The girl was arrested Aug. 16 after hundreds of neighbors gathered outside her house and demanded that police take action. The crowd had heard rumors she had allegedly burned a Qaida, a learning guide to the Quran which includes excerpts of the Islamic scriptures.
“On Friday I got reports that in a village on the outskirts of Islamabad, some 1,000 men had gathered after the Friday prayers sermons where the local cleric had asked for the massacre of Christians in the neighborhood over blasphemy by a Christian girl. But due to timely action by the police, we were able to calm the crowd,” Dr. Bhatti says.
Safer in jail for now
The girl is scheduled to appear in court on Aug. 25, according to the police officials investigating the case.
According to Bhatti, the charges against the girl would likely be dropped once the medical report is completed, but in an effort to protect the girl, her family, and other Christians in the area from vigilantes, a case had to be registered against her. “If the girl was free and not in jail, it would have been impossible to protect her,” he says.
Meanwhile, police have filed a case against one of her accusers.
“We have also filed a case against the local cleric accusing her because he damaged police property and wanted us to hand over the girl to her. But we did not arrest him yet because it is such a religiously sensitive issue that if we do anything against the cleric it could land us in trouble,” says Zabiullah, a police officer from the area who goes by only one name.
This situation on the ground remains fragile.
Peter Jacob, a human rights activist, who heads the National Commission for Justice and Peace (NCJP), a Christian human rights organization, says around 250 to 300 families have fled the area where the girl lives. “Things have calmed down in the area now they do not want to return, because who can guarantee that it will not happen again?” says Mr. Jacob.
Chance for change?
That the president has weighed in on the situation could be a key step forward for the country says Jacob: “This can be a chance for the government to revisit the blasphemy law and make recommendations to the parliament about it.”
“With this case coming to light, it is imperative now that the political parties, civil society, and media houses shun the tradition of playing politics in the name of religion; for everyone is vulnerable to the abuse of blasphemy laws,” says Mr. Rumi.
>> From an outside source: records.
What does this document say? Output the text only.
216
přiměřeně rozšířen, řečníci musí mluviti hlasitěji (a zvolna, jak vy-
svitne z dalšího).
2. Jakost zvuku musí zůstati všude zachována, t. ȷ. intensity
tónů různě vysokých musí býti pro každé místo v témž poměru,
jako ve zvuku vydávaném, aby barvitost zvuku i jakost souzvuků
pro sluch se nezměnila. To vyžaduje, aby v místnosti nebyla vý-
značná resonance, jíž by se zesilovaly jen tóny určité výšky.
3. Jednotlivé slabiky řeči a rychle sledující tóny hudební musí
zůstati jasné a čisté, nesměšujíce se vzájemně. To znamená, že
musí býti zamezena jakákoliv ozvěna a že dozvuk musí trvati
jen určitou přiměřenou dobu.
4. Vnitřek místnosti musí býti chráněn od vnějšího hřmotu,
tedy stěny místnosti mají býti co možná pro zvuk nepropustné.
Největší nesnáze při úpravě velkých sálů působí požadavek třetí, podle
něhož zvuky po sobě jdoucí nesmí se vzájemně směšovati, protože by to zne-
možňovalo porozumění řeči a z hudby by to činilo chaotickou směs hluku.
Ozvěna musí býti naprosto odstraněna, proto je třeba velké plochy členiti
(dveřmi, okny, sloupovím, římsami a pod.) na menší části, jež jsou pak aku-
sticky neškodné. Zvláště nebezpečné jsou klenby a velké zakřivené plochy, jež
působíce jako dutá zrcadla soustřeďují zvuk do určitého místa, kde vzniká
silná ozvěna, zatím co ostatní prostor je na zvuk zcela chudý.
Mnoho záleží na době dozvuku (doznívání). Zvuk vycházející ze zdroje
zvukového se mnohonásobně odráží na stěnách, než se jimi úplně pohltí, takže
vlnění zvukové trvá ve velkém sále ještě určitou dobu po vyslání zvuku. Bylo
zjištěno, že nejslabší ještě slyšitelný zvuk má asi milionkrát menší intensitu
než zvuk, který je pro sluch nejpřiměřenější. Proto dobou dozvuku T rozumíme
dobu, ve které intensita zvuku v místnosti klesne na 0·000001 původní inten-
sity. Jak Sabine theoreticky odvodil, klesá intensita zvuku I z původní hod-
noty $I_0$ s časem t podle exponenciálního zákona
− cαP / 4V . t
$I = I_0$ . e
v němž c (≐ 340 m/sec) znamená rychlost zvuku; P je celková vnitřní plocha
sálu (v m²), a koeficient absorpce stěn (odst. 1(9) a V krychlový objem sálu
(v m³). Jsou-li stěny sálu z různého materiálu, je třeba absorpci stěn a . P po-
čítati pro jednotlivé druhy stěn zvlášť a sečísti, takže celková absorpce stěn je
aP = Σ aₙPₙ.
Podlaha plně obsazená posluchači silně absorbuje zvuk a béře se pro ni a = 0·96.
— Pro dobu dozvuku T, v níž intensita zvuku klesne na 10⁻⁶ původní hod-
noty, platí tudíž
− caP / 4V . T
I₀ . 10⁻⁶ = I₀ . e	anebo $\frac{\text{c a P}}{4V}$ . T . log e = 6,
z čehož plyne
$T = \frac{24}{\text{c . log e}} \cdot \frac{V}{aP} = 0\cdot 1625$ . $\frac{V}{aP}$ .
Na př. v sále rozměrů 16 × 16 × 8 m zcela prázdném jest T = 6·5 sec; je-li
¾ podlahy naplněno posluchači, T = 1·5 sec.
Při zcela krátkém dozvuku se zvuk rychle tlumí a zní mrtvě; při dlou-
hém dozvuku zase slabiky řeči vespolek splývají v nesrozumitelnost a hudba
Attempts to alter the blasphemy laws have been unsuccessful in the past, however.
Pakistan’s ambassador to the United States Sherry Rehman submitted a bill to the National Assembly in 2010 seeking an end to the death penalty envisaged in the blasphemy laws. But after pressure from religious parties and the assassinations last year of top officials Salman Taaseer and Shahbaz Bhatti – both of whom publicly supported changing the law – the government announced that it would not change the law.
The current government is not strong enough to make any changes says Paul Bhatti, who is Shahbaz’s brother. “Even if the law changes, who will change the mindset of the people? It is very important that we first create interfaith harmony in Pakistan, without which such discrimination against non-Muslims will continue,” he says.
NCJP estimates that each year more than 100 people are accused of blasphemy in Pakistan, a figure that is rising; however, the group says most of them are not genuine and occur due to personal enmity or discrimination against religious minorities.